For me (once again) the initial challenge in reading this passage is simply to overcome the impression that God is more than a little bit strange! I mean, what’s wrong with a hoopoe (Lev 11:19)? OK, so I don’t even know what a hoopoe is… but the question remains: what are these chapters really about?!
Let’s start with what’s plain from the text: eating or even touching certain animals will make you unclean. It’s bad to be unclean. having an infectious skin disease makes you unclean. In most cases, when something unclean touches something else that thing becomes unclean too. In many cases, nightfall is able to undo uncleaness. Childbirth makes a woman unclean. Giving birth to a daughter makes a woman unclean for twice as long as giving birth to a son. As well as butchering skills, priests were required to know a good deal about dermatological conditions. Mildew makes stuff unclean.
So what could it all mean? One thing is clear, God’s people must be “clean” and so avoid anything that is “unclean”. Uncleanness is easily transferred from one object or person to another and so any unclean object must be avoided or destroyed and any unclean person must be removed from the camp. It seems likely that all these laws served a dual purpose. Firstly, it was a way of maintaining the health of God’s people.
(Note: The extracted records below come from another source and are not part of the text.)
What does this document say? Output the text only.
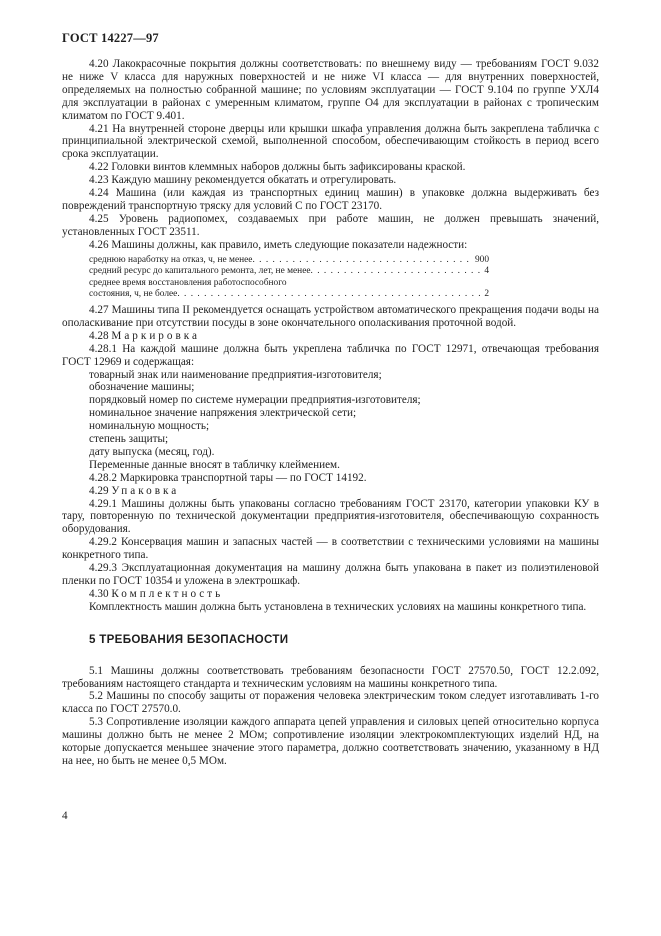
ГОСТ 14227—97

4.20 Лакокрасочные покрытия должны соответствовать: по внешнему виду — требованиям ГОСТ 9.032 не ниже V класса для наружных поверхностей и не ниже VI класса — для внутренних поверхностей, определяемых на полностью собранной машине; по условиям эксплуатации — ГОСТ 9.104 по группе УХЛ4 для эксплуатации в районах с умеренным климатом, группе О4 для эксплуатации в районах с тропическим климатом по ГОСТ 9.401.

4.21 На внутренней стороне дверцы или крышки шкафа управления должна быть закреплена табличка с принципиальной электрической схемой, выполненной способом, обеспечивающим стойкость в период всего срока эксплуатации.

4.22 Головки винтов клеммных наборов должны быть зафиксированы краской.

4.23 Каждую машину рекомендуется обкатать и отрегулировать.

4.24 Машина (или каждая из транспортных единиц машин) в упаковке должна выдерживать без повреждений транспортную тряску для условий С по ГОСТ 23170.

4.25 Уровень радиопомех, создаваемых при работе машин, не должен превышать значений, установленных ГОСТ 23511.

4.26 Машины должны, как правило, иметь следующие показатели надежности:

среднюю наработку на отказ, ч, не менее . . .	900
средний ресурс до капитального ремонта, лет, не менее . . .	4
среднее время восстановления работоспособного
состояния, ч, не более . . .	2

4.27 Машины типа II рекомендуется оснащать устройством автоматического прекращения подачи воды на ополаскивание при отсутствии посуды в зоне окончательного ополаскивания проточной водой.

4.28 Маркировка

4.28.1 На каждой машине должна быть укреплена табличка по ГОСТ 12971, отвечающая требования ГОСТ 12969 и содержащая:

товарный знак или наименование предприятия-изготовителя;

обозначение машины;

порядковый номер по системе нумерации предприятия-изготовителя;

номинальное значение напряжения электрической сети;

номинальную мощность;

степень защиты;

дату выпуска (месяц, год).

Переменные данные вносят в табличку клеймением.

4.28.2 Маркировка транспортной тары — по ГОСТ 14192.

4.29 Упаковка

4.29.1 Машины должны быть упакованы согласно требованиям ГОСТ 23170, категории упаковки КУ в тару, повторенную по технической документации предприятия-изготовителя, обеспечивающую сохранность оборудования.

4.29.2 Консервация машин и запасных частей — в соответствии с техническими условиями на машины конкретного типа.

4.29.3 Эксплуатационная документация на машину должна быть упакована в пакет из полиэтиленовой пленки по ГОСТ 10354 и уложена в электрошкаф.

4.30 Комплектность

Комплектность машин должна быть установлена в технических условиях на машины конкретного типа.

5 ТРЕБОВАНИЯ БЕЗОПАСНОСТИ

5.1 Машины должны соответствовать требованиям безопасности ГОСТ 27570.50, ГОСТ 12.2.092, требованиям настоящего стандарта и техническим условиям на машины конкретного типа.

5.2 Машины по способу защиты от поражения человека электрическим током следует изготавливать 1-го класса по ГОСТ 27570.0.

5.3 Сопротивление изоляции каждого аппарата цепей управления и силовых цепей относительно корпуса машины должно быть не менее 2 МОм; сопротивление изоляции электрокомплектующих изделий НД, на которые допускается меньшее значение этого параметра, должно соответствовать значению, указанному в НД на нее, но быть не менее 0,5 МОм.

4
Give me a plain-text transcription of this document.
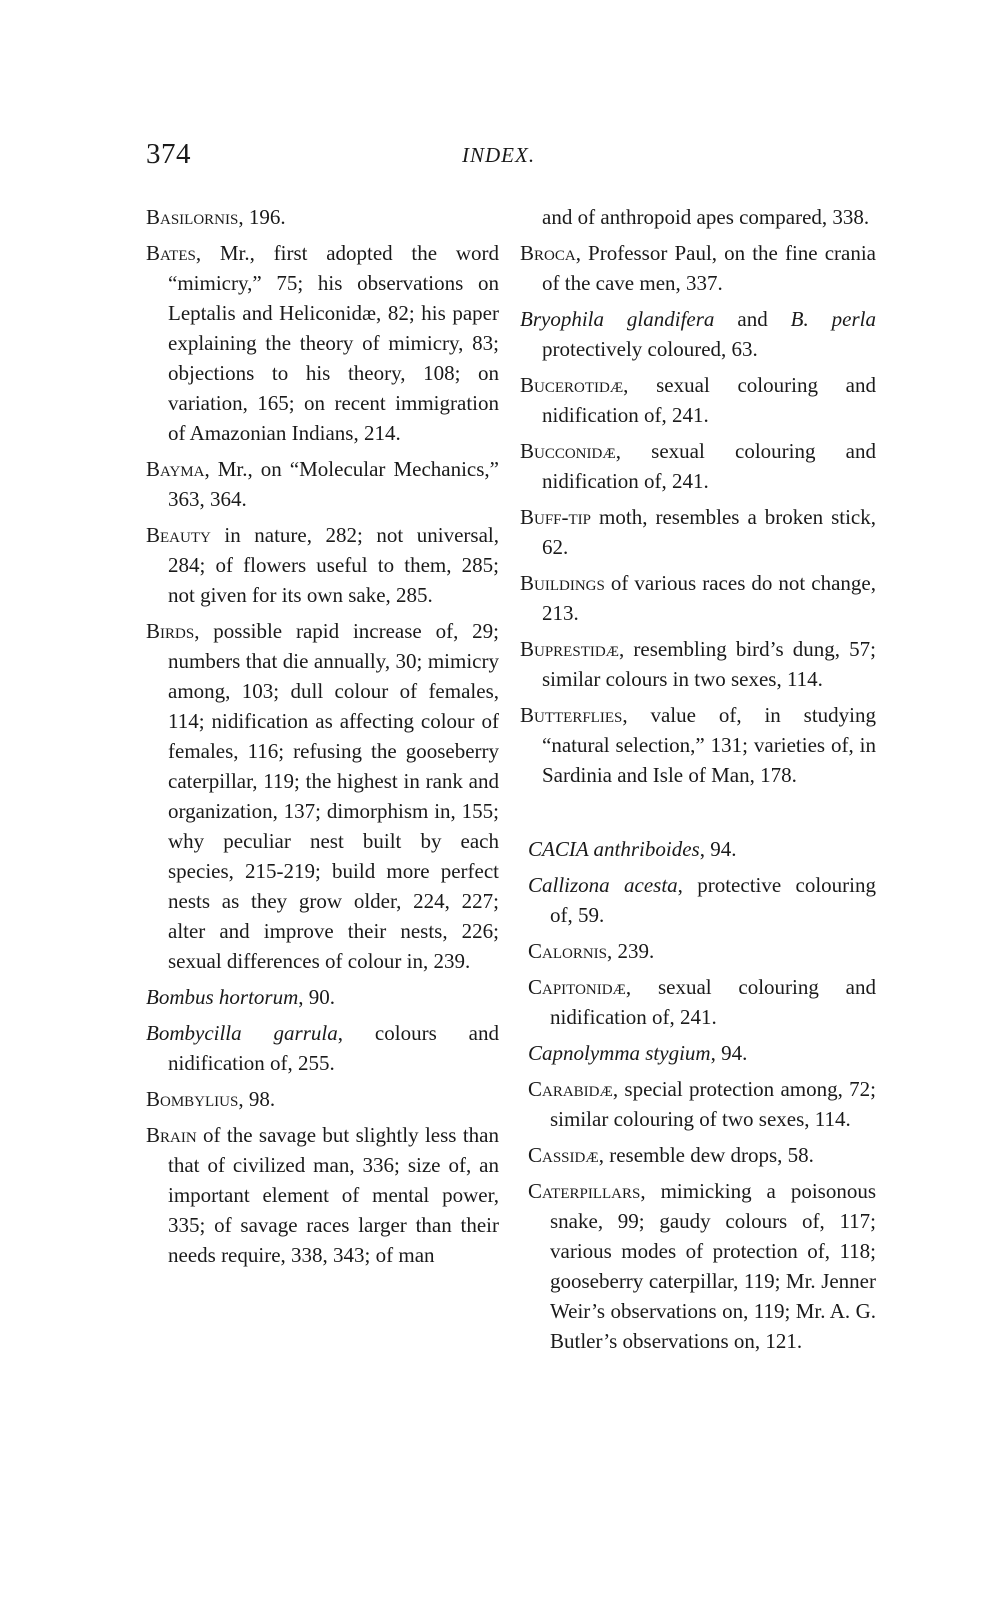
374	INDEX.

Basilornis, 196.

Bates, Mr., first adopted the word “mimicry,” 75; his observations on Leptalis and Heliconidæ, 82; his paper explaining the theory of mimicry, 83; objections to his theory, 108; on variation, 165; on recent immigration of Amazonian Indians, 214.

Bayma, Mr., on “Molecular Mechanics,” 363, 364.

Beauty in nature, 282; not universal, 284; of flowers useful to them, 285; not given for its own sake, 285.

Birds, possible rapid increase of, 29; numbers that die annually, 30; mimicry among, 103; dull colour of females, 114; nidification as affecting colour of females, 116; refusing the gooseberry caterpillar, 119; the highest in rank and organization, 137; dimorphism in, 155; why peculiar nest built by each species, 215-219; build more perfect nests as they grow older, 224, 227; alter and improve their nests, 226; sexual differences of colour in, 239.

Bombus hortorum, 90.

Bombycilla garrula, colours and nidification of, 255.

Bombylius, 98.

Brain of the savage but slightly less than that of civilized man, 336; size of, an important element of mental power, 335; of savage races larger than their needs require, 338, 343; of man

and of anthropoid apes compared, 338.

Broca, Professor Paul, on the fine crania of the cave men, 337.

Bryophila glandifera and B. perla protectively coloured, 63.

Bucerotidæ, sexual colouring and nidification of, 241.

Bucconidæ, sexual colouring and nidification of, 241.

Buff-tip moth, resembles a broken stick, 62.

Buildings of various races do not change, 213.

Buprestidæ, resembling bird’s dung, 57; similar colours in two sexes, 114.

Butterflies, value of, in studying “natural selection,” 131; varieties of, in Sardinia and Isle of Man, 178.

CACIA anthriboides, 94.

Callizona acesta, protective colouring of, 59.

Calornis, 239.

Capitonidæ, sexual colouring and nidification of, 241.

Capnolymma stygium, 94.

Carabidæ, special protection among, 72; similar colouring of two sexes, 114.

Cassidæ, resemble dew drops, 58.

Caterpillars, mimicking a poisonous snake, 99; gaudy colours of, 117; various modes of protection of, 118; gooseberry caterpillar, 119; Mr. Jenner Weir’s observations on, 119; Mr. A. G. Butler’s observations on, 121.
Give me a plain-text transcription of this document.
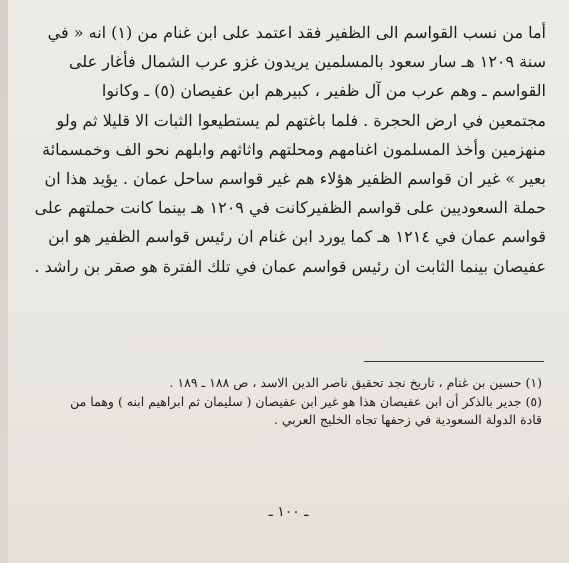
أما من نسب القواسم الى الظفير فقد اعتمد على ابن غنام من (١) انه « في
سنة ١٢٠٩ هـ سار سعود بالمسلمين يريدون غزو عرب الشمال فأغار على
القواسم ـ وهم عرب من آل ظفير ، كبيرهم ابن عفيصان (٥) ـ وكانوا
مجتمعين في ارض الحجرة . فلما باغتهم لم يستطيعوا الثبات الا قليلا ثم ولو
منهزمين وأخذ المسلمون اغنامهم ومحلتهم واثاثهم وابلهم نحو الف وخمسمائة
بعير » غير ان قواسم الظفير هؤلاء هم غير قواسم ساحل عمان . يؤيد هذا ان
حملة السعوديين على قواسم الظفيركانت في ١٢٠٩ هـ بينما كانت حملتهم على
قواسم عمان في ١٢١٤ هـ كما يورد ابن غنام ان رئيس قواسم الظفير هو ابن
عفيصان بينما الثابت ان رئيس قواسم عمان في تلك الفترة هو صقر بن راشد .
(١) حسين بن غنام ، تاريخ نجد تحقيق ناصر الدين الاسد ، ص ١٨٨ ـ ١٨٩ .
(٥) جدير بالذكر أن ابن عفيصان هذا هو غير ابن عفيصان ( سليمان ثم ابراهيم ابنه ) وهما من
قادة الدولة السعودية في زحفها تجاه الخليج العربي .
ـ ١٠٠ ـ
However the far bigger issue is that God is holy and his people must also be holy (Lev. 11:44-45). In order to be holy, they have to be “clean”, hence all the regulations.
Whatever we don’t understand about these chapters, I find Jesus’ words in Mark 7:15-23 comforting…
Nothing outside a man can make him ‘unclean’ by going into him. Rather, it is what comes out of a man that makes him ‘unclean.'” After he had left the crowd and entered the house, his disciples asked him about this parable. “Are you so dull?” he asked. “Don’t you see that nothing that enters a man from the outside can make him ‘unclean’? For it doesn’t go into his heart but into his stomach, and then out of his body.” (In saying this, Jesus declared all foods “clean.”) He went on: “What comes out of a man is what makes him ‘unclean.’ For from within, out of men’s hearts, come evil thoughts, sexual immorality, theft, murder, adultery, greed, malice, deceit, lewdness, envy, slander, arrogance and folly. All these evils come from inside and make a man ‘unclean.'”
I find this comforting because it clearly means that the regulations in Leviticus don’t apply anymore. But they’re challenging words too. Because they remind me that what comes out of me – out of my heart – is what God really cares about.
Praise God that in Christ, my heart has been washed clean – permanently. Evil still comes out, and I need to repent of it, but I am in Christ and so his righteousness has been reckoned to my account.
If you wanna investigate this sort of stuff further, check out Acts 10 and Hebrews 9 & 10…
Hi, I’m from Casino and have been listening to your SCPC sermons for a couple of years now… I’ve started your grow up series a bit late (obviously) but have taken up the challenge no less (& am loving it 🙂 I’m currently on holiday and came across this in some online reading which has helped to put this part of Leviticus into perspective even more so. I couldn’t help but share…
“Interestingly, evolutionists seem quite happy to accept death as an integral part of the natural selection process, and yet often accuse the so-called “God of the Old Testament” of being cruel for requiring animals’, and then Jesus’ blood to be spilled on our behalf. The reality is, though, that the author and creator of all life—according to the Bible—has the “right” (using modern terminology) to remove that life. When someone finally does what God has done and creates life from nothing, only then can they moralise over who is entitled to dictate the rules as to what happens to that new life form!
In fact, the first recorded (or implied) death in the Bible was when God killed an animal (a lamb?) to provide skins for Adam and Eve to cover themselves. By this act, God initiated the sacrificial system that required the spilling of blood to cover sin, a system that is then explicitly mentioned in the Cain and Abel narrative in Genesis 4. Furthermore, the first allusion to Christ crushing Satan is in Genesis 3:15. So, by Genesis 4, there is a linking of sin, death and the sacrificial system plus a reference to Christ coming and, linked with the sacrificial system, the need for Him to die.
Now most evangelicals would agree that Jesus Christ had to die and also had to be: a) human; b) divine; c) male; d) first-born; and e) perfect without blemish. But why? Where do we establish these criteria? Standard evangelical theological works will readily provide verses to show Jesus’ humanity and deity, but the latter three requirements are all part of the sacrificial system.
If the straight reading of Genesis 1–4 is removed, then not only is there no explanation, or justification for the sacrificial system … but there is also no valid, biblical explanation for Jesus to die.
Although the sacrificial system was present from “the beginning”, it is not until Moses that we find any codification and, with that, the “CV” that Jesus had to fulfil to be able to die for us, which provided a unique list of requirements. However, if the straight reading of Genesis 1–4 is removed, then not only is there no explanation, or justification for the sacrificial system (which, like many biblical topics up to and including the Flood is virtually universal), but there is also no valid, biblical explanation for why Jesus had to die.”